Hank Hayes • May 21, 2018 at 8:30 AM

KINGSPORT – Universal Machine & Tool is going heavy metal.

Universal is adding 12,000 square feet of space that will house a Doosan Puma VTS-1214 CNC Turning Center to fabricate large metal parts and a Davi rolling machine to bend large metal plates at its Brookside Industrial Park facility.

“We decided to go to heavier work. It’s not as competitive if your margins are higher, it’s a simpler type work,” Darrel Gillespie, Universal’s CEO and founder, explained. “We’re adding on to where we can take the company in a direction where we can handle a larger work size … that can help out people like Komatsu, Caterpillar and even Eastman.”

Gillespie noted the company expects to invest $1.5 million to $2 million in the expansion, which is expected to be operational in 30-45 days.

It’s a major step for the company founded by Gillespie and his wife, Carolyn, in 1988 in their Lynn Garden garage, initially just making repair parts for local industry.

At the same time, Gillespie worked as a maintenance mechanic at the former Arcata Graphics, the local book plant formerly known as the Kingsport Press.

Soon word spread about Gillespie’s operation, and in just a few years, he needed to hire extra hands to help handle the workload.

In 1992, the business had outgrown the small garage, and Gillespie moved the operation to the Brookside Industrial Park.

But Gillespie continued to work at the book factory, all the while growing his own business on the side.

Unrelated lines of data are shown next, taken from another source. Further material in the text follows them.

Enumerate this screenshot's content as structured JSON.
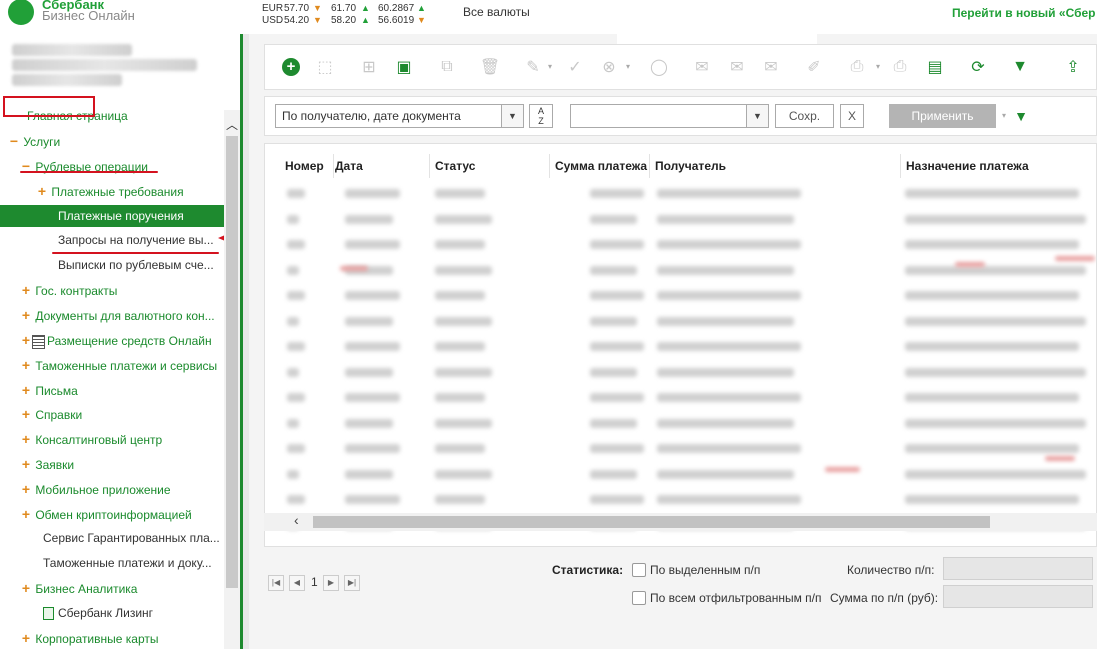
{
  "header": {
    "logo_line1": "Сбербанк",
    "logo_line2": "Бизнес Онлайн",
    "rates": [
      {
        "currency": "EUR",
        "v1": "57.70",
        "d1": "▼",
        "v2": "61.70",
        "d2": "▲",
        "v3": "60.2867",
        "d3": "▲"
      },
      {
        "currency": "USD",
        "v1": "54.20",
        "d1": "▼",
        "v2": "58.20",
        "d2": "▲",
        "v3": "56.6019",
        "d3": "▼"
      }
    ],
    "all_currencies": "Все валюты",
    "goto_new": "Перейти в новый «Сбер"
  },
  "sidebar": {
    "items": [
      {
        "label": "Главная страница"
      },
      {
        "label": "Услуги",
        "marker": "−"
      },
      {
        "label": "Рублевые операции",
        "marker": "−"
      },
      {
        "label": "Платежные требования",
        "marker": "+"
      },
      {
        "label": "Платежные поручения"
      },
      {
        "label": "Запросы на получение вы..."
      },
      {
        "label": "Выписки по рублевым сче..."
      },
      {
        "label": "Гос. контракты",
        "marker": "+"
      },
      {
        "label": "Документы для валютного кон...",
        "marker": "+"
      },
      {
        "label": "Размещение средств Онлайн",
        "marker": "+"
      },
      {
        "label": "Таможенные платежи и сервисы",
        "marker": "+"
      },
      {
        "label": "Письма",
        "marker": "+"
      },
      {
        "label": "Справки",
        "marker": "+"
      },
      {
        "label": "Консалтинговый центр",
        "marker": "+"
      },
      {
        "label": "Заявки",
        "marker": "+"
      },
      {
        "label": "Мобильное приложение",
        "marker": "+"
      },
      {
        "label": "Обмен криптоинформацией",
        "marker": "+"
      },
      {
        "label": "Сервис Гарантированных пла..."
      },
      {
        "label": "Таможенные платежи и доку..."
      },
      {
        "label": "Бизнес Аналитика",
        "marker": "+"
      },
      {
        "label": "Сбербанк Лизинг"
      },
      {
        "label": "Корпоративные карты",
        "marker": "+"
      }
    ]
  },
  "filter": {
    "sort_value": "По получателю, дате документа",
    "sort_btn": "A\nZ",
    "save_label": "Сохр.",
    "clear_label": "X",
    "apply_label": "Применить"
  },
  "grid": {
    "columns": [
      "Номер",
      "Дата",
      "Статус",
      "Сумма платежа",
      "Получатель",
      "Назначение платежа"
    ]
  },
  "pager": {
    "page": "1"
  },
  "stats": {
    "title": "Статистика:",
    "by_selected": "По выделенным п/п",
    "by_filtered": "По всем отфильтрованным п/п",
    "count_label": "Количество п/п:",
    "sum_label": "Сумма по п/п (руб):"
  },
  "colors": {
    "brand_green": "#1e8a2f",
    "accent_orange": "#e08a1e",
    "annotation_red": "#d4121f"
  }
}
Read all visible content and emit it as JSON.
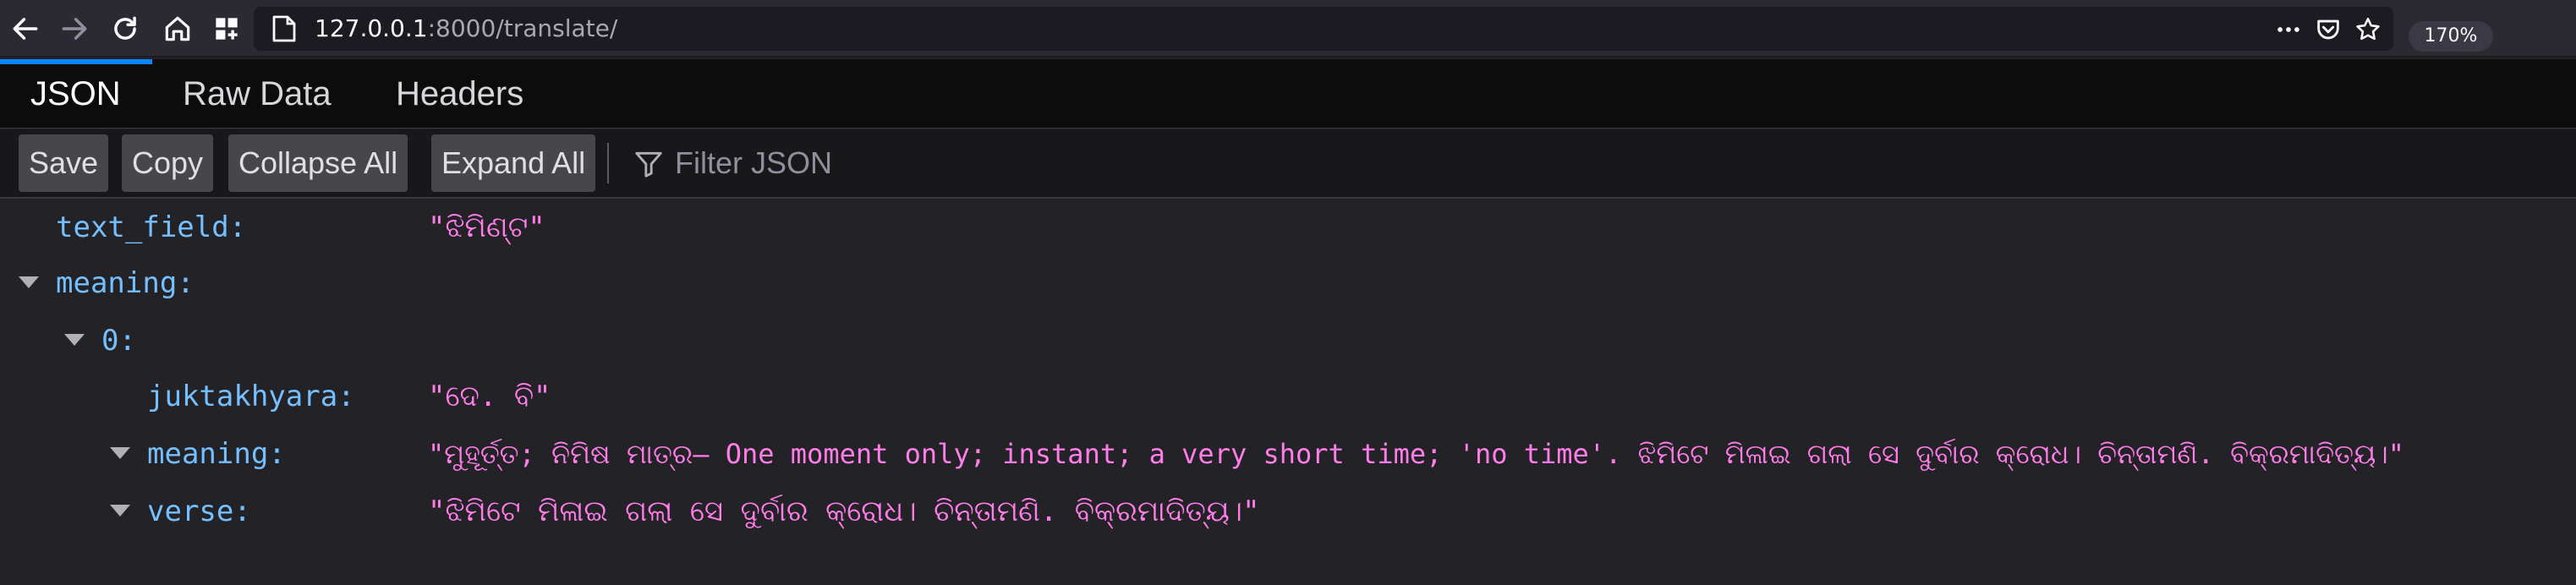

In 1999, he retired from the book plant and went to work full time at his own company. Three years later, he doubled the size of the operations facility to help meet growing demand.

Universal, with about 30 employees, makes a wide range of parts for industry, does machine design and building, makes replacement parts, prototype parts, stainless steel, carbon steel, various alloys, plastics, you name it, including welding. He also has a crane and millwright service.

Because of Gillespie’s background, Universal initially focused on manufacturing parts for the printing and bookbinding industries. Now it’s doing sophisticated water jet cutting.

“It’s gotten a lot more computerized, everything is going digital,” Gillespie pointed out. “We will add jobs because this equipment will add jobs and we could go to a second shift … I think at the present time we are the largest fully equipped machine shop within probably about 100 miles. It will give us more capacity to go after people and our competitors in Chattanooga and Marion, Va. I’m the type of person who says ‘I’m going to do it’ … in the next five years, I hope that we would hope to be up to 50 employees by then. Our sales now are around $4 million. I would hope we could grow that to $5-$6 million.”

Gillespie gives credit to his core team – Engineering Manager Wayne Smith, Accounting Manager Julia Hill, Shop Manager Shane McDavid and Receptionist Barbara Quillen – for moving the company forward.

“I sincerely believe we’ve got the most talented group of people here,” Gillespie insisted.